NovelToon NovelToon
Terpaksa Menjadi Istri Sang Miliarder

Terpaksa Menjadi Istri Sang Miliarder

Status: sedang berlangsung
Genre:Perjodohan / Crazy Rich/Konglomerat / Cinta Seiring Waktu
Popularitas:3k
Nilai: 5
Nama Author: Fluffy Dream

Hidup Arumi hancur saat ayahnya terjerat utang besar kepada keluarga konglomerat Wijaya. Untuk melunasi utang tersebut, ia terpaksa menikah dengan Renard, sosok miliarder dingin yang dikenal kejam dan penuh rahasia. Bagi Renard, Arumi hanyalah alat untuk memenuhi tuntutan keluarga. Namun, di balik topeng arogan dan gengsinya, Renard menyimpan sisi lembut yang ia sembunyikan dari dunia, termasuk hobi rahasia yang tidak sengaja terbongkar oleh Arumi. Tanpa Renard sadari, Arumi adalah sosok penyelamat masa kecil yang selama ini ia cari. Mampukah Arumi mencairkan hati sang miliarder sebelum masa kontrak pernikahan mereka berakhir dan rahasia masa lalu terungkap?

Karya ini diterbitkan atas izin NovelToon Fluffy Dream, isi konten hanyalah pandangan pribadi pembuatnya, tidak mewakili NovelToon sendiri

Bab 11: Definisi "Biasa" dan Tamu dari Masa Lalu

Keesokan harinya, Arumi bangun dengan perasaan jauh lebih ringan. Begitu selesai bersiap dengan salah satu setelan blus kasual barunya, ia segera melangkah menuju area garasi belakang sesuai instruksi Renard semalam. Ia sudah mempersiapkan mental untuk melihat mobil apa yang dikategorikan sebagai mobil "paling biasa" oleh seorang pewaris tunggal Wijaya Group.
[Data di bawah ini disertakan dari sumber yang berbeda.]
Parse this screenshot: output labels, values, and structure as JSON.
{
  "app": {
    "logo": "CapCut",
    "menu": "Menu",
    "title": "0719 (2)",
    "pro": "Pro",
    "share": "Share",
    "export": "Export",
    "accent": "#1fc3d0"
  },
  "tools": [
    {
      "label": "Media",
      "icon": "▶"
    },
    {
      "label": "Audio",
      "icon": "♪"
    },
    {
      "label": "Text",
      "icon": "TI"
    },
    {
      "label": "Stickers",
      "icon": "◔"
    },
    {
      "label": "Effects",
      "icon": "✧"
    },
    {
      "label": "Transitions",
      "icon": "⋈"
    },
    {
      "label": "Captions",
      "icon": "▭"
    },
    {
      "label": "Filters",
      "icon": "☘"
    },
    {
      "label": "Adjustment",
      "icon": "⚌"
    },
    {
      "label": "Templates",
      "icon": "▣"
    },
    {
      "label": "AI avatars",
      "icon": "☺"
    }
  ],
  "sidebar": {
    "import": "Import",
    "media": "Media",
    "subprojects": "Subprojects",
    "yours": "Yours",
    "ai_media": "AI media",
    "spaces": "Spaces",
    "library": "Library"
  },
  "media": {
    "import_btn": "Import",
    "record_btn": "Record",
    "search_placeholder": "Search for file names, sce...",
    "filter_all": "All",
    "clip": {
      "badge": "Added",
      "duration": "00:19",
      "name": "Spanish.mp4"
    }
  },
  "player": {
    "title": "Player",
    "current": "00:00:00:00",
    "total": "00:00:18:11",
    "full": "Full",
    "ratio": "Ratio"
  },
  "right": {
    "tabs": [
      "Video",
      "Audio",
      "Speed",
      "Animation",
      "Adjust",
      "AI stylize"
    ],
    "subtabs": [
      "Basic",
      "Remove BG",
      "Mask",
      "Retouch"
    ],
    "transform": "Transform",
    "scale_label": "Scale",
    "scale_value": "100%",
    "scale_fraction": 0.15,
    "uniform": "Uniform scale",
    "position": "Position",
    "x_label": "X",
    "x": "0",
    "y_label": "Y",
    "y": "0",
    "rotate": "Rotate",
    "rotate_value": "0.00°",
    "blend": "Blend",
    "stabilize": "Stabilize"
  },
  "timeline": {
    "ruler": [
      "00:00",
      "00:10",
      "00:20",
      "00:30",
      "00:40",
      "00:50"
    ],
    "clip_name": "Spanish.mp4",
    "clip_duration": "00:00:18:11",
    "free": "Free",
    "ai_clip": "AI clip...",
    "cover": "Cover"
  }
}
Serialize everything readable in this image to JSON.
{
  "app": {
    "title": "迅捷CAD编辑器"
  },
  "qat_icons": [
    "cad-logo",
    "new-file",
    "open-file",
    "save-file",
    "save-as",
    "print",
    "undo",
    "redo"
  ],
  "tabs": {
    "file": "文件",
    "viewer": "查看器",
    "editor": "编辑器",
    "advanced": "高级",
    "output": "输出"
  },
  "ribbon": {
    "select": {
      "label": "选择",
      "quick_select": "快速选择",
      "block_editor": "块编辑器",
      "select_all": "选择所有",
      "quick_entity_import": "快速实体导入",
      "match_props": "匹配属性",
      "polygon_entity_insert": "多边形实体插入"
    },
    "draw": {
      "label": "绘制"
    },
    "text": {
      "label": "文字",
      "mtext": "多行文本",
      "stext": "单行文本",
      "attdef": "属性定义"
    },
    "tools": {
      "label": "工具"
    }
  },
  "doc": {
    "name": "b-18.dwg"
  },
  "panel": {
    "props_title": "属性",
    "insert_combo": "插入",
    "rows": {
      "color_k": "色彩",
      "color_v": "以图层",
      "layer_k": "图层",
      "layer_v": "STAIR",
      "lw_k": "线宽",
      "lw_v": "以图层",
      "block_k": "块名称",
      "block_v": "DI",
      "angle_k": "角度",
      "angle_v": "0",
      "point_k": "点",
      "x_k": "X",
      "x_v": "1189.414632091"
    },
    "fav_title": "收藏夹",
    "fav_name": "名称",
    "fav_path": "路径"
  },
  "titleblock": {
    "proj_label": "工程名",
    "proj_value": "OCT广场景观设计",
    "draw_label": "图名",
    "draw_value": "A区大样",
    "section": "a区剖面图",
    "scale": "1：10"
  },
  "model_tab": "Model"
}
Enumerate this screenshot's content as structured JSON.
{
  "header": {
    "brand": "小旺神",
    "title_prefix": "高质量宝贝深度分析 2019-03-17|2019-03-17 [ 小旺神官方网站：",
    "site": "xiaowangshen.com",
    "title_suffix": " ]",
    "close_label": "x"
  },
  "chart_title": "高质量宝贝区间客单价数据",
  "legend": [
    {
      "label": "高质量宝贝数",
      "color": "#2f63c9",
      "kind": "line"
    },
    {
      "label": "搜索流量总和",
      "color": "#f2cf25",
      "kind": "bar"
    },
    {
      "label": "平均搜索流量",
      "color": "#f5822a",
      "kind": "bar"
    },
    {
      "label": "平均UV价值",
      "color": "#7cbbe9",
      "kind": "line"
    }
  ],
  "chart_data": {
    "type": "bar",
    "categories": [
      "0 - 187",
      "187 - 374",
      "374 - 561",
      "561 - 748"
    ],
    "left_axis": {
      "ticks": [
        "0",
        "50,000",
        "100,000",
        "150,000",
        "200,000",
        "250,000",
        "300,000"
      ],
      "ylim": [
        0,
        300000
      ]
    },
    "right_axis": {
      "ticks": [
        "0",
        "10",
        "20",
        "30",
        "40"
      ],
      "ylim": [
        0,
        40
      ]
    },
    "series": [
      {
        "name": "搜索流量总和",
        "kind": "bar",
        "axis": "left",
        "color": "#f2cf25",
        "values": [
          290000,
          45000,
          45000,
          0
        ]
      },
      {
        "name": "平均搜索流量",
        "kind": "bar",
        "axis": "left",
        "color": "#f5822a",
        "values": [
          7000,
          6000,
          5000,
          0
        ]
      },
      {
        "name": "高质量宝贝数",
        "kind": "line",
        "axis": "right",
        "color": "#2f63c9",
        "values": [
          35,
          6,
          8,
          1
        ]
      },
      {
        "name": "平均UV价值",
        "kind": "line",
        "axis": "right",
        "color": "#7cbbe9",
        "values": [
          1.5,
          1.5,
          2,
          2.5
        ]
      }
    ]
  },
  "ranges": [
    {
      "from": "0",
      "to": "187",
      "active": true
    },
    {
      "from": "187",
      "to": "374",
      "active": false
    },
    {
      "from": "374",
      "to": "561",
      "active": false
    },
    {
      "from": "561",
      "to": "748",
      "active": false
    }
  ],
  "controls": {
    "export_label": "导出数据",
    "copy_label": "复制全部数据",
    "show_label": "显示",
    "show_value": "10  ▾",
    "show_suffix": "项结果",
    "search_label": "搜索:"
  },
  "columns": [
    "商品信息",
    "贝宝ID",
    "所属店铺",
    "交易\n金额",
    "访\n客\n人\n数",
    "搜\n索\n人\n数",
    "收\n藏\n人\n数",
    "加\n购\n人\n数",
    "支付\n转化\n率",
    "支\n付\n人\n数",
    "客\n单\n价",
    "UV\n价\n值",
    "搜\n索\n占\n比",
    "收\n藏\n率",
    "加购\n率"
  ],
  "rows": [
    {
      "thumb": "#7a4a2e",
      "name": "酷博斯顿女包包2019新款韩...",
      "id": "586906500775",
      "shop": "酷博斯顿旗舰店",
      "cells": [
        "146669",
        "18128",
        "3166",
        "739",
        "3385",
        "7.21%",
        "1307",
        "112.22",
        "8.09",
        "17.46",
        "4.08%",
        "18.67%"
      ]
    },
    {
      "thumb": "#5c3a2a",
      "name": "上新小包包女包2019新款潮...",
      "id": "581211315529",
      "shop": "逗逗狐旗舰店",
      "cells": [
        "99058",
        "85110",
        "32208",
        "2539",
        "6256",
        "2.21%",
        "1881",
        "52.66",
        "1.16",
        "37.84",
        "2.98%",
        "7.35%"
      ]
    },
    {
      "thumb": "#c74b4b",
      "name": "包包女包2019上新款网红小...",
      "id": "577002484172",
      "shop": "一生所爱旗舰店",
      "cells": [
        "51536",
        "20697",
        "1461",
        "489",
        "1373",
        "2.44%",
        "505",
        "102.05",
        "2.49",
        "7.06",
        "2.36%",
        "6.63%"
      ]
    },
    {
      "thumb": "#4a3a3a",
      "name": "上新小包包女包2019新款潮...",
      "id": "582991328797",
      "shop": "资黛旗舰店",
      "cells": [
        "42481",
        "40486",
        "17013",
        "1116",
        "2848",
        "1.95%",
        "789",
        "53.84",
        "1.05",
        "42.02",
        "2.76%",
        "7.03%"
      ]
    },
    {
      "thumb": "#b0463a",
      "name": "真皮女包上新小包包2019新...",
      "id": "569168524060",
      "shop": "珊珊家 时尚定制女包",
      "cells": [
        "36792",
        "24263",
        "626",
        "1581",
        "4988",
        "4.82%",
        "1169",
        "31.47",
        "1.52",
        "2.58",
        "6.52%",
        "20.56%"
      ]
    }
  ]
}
Namun, begitu sampai di pelataran garasi belakang, langkah kakinya mendadak terhenti. Sudut bibirnya berkedut menahan tawa yang nyaris menyembur.

Di depan pintu garasi, Pak Tarjo sudah berdiri tegak di samping sebuah mobil SUV hitam berukuran besar yang tampak sangat mengilap, gagah, dan berstatus keluaran terbaru tahun ini. Bagi kalangan mahasiswa atau masyarakat umum, mobil itu simbol kemewahan kelas atas yang harganya mendekati angka satu miliar rupiah.

Arumi berjalan mendekat sambil menggeleng-gelengkan kepala. "Pak Tarjo... ini yang dimaksud Tuan Renard dengan mobil 'paling biasa' di rumah ini?"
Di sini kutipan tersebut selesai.